Le jeu est donc particulièrement facile et ce sont les contraintes extérieures aux combats eux-mêmes qui mettent des bâtons dans les roues. Il faut bien évidemment prendre en compte les malus que l’on reçoit, ainsi que les traumas de nos personnages, qui peuvent influencer le combat, mais rien de bien insurmontable. Les arènes elles-mêmes ne sont pas très recherchées et n’appellent là encore à aucune stratégie réelle.
En revanche, le système de l’horloge du mythe, qui apporte un malus permanent ou ponctuel à toute l’équipe une fois arrivé à terme, est bien pensé, nous demandant de réfléchir chacune de nos actions et d’écouter les conseils que nous distillent nos héros grâce à leurs atouts uniques d’investigation dont on parlait plus haut. Rater une action fait donc avancer d’un cran l’aiguille et nous rapproche de plus en plus d’une malédiction s’abattant sur notre groupe. Cela va de l’apparition d’ennemis à la perte de munitions et autres choses du genre.
De même que toute la gestion de votre inventaire revêt une importance toute particulière, car il n’est pas extensible et n’offre que quatre slots par personnage.

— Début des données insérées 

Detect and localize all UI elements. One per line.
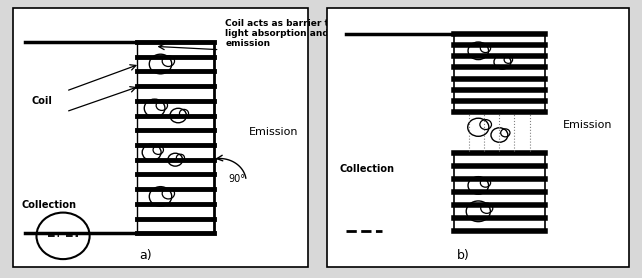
FancyBboxPatch shape — [13, 8, 308, 267]
Text: Coil acts as barrier to
light absorption and
emission: Coil acts as barrier to light absorption… — [225, 19, 336, 48]
Text: a): a) — [139, 249, 152, 262]
Text: b): b) — [457, 249, 469, 262]
Text: 90°: 90° — [229, 174, 245, 184]
Text: Emission: Emission — [249, 127, 299, 137]
Text: Emission: Emission — [563, 120, 612, 130]
Text: Collection: Collection — [340, 164, 394, 174]
FancyBboxPatch shape — [327, 8, 629, 267]
Text: Collection: Collection — [22, 200, 76, 210]
Text: Coil: Coil — [32, 96, 53, 106]
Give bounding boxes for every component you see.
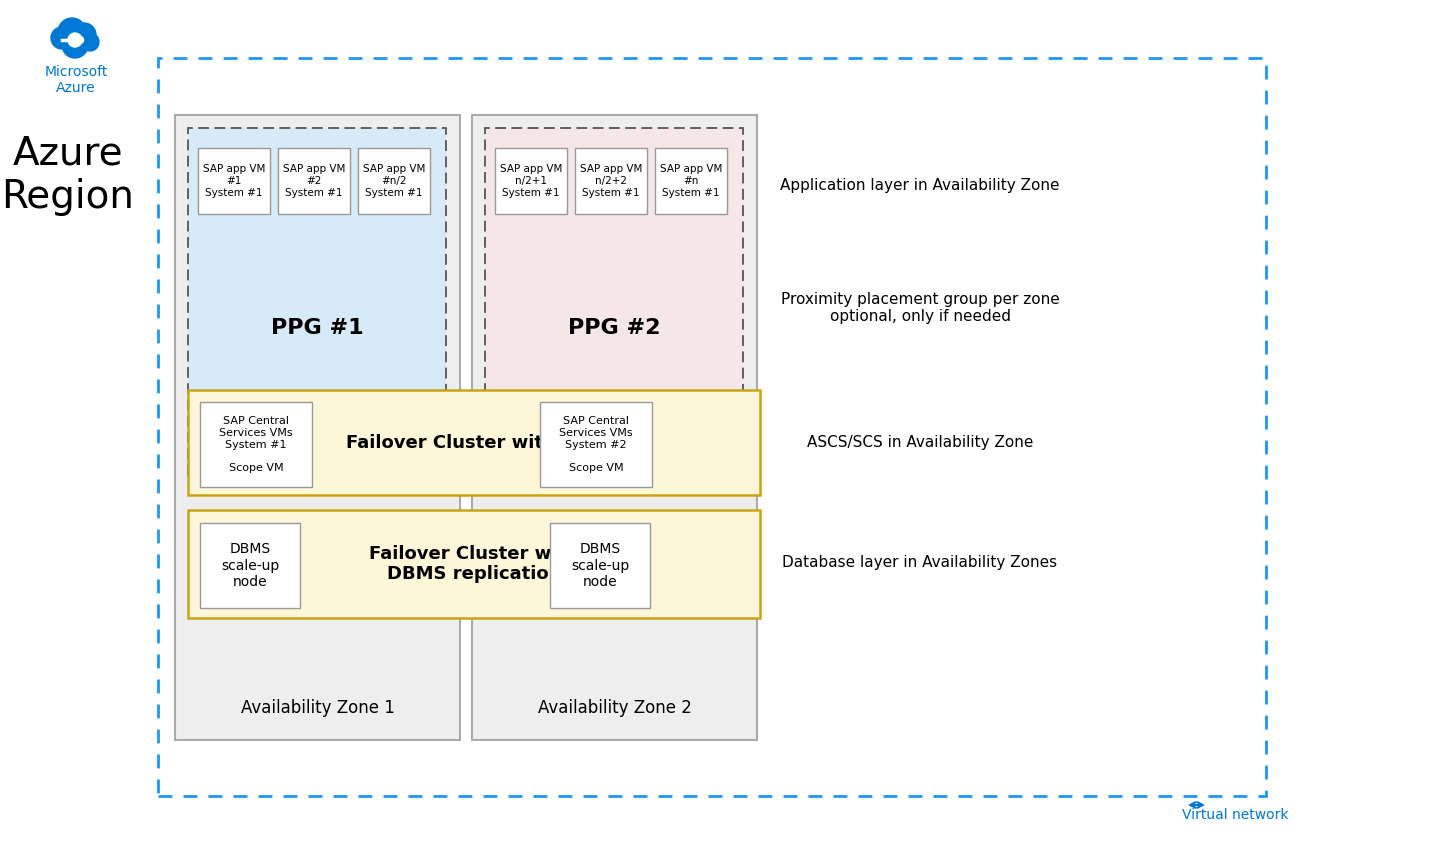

Il faut donc vite spécialiser ses héros en fonction de leurs affinités et leurs faiblesses, tout en prenant soin de toujours garder sous le coude quelques objets intéressants. Le fait que l’on puisse stocker dans certains endroits des choses utiles pour ne pas s’encombrer est aussi une bonne chose, on peut alors y retourner plus tard et s’en servir lorsque nécessaire.
Il y a donc de bonnes idées et le jeu tient sa petite dizaine d’heures sans soucis, mais est-ce suffisant pour autant ? Nous en doutons réellement, surtout qu’au niveau de l’ambiance, ce qui effraie et dérange tient plus de la technique que d’une quelconque ambiance horrifique. Ici, c’est plutôt plat et mou, trop daté pour faire mouche, et si les doublages sont bons, le jeu d’acteur et la proposition sonore sont assez pauvres.
Arkham Horror: Mother’s Embrace est une déception. On attendait ce jeu comme le prolongement naturel du jeu de société qui est une référence dans le genre. Cependant, il n’en est rien. Techniquement peu affriolant, mou et au gameplay inabouti, voire parfois bancal, le titre ne parvient jamais à s’émanciper et se montrer à la hauteur des attentes et de son modèle.
Il n’y a guère que du côté du scénario qu’il l’est, mais ce n’est pas assez pour que l’on puisse le recommander. Il y a de bien meilleure propositions ludiques liées à l’univers de Lovecraft autrement plus qualitatives sur le marché, et ce malgré un prix très correct de 19,99 euros au final. Et c’est très dommage parce que l’esprit y est, il ne manque plus que l’exécution, tout étant trop moyen pour pleinement satisfaire. Une autre fois, peut-être.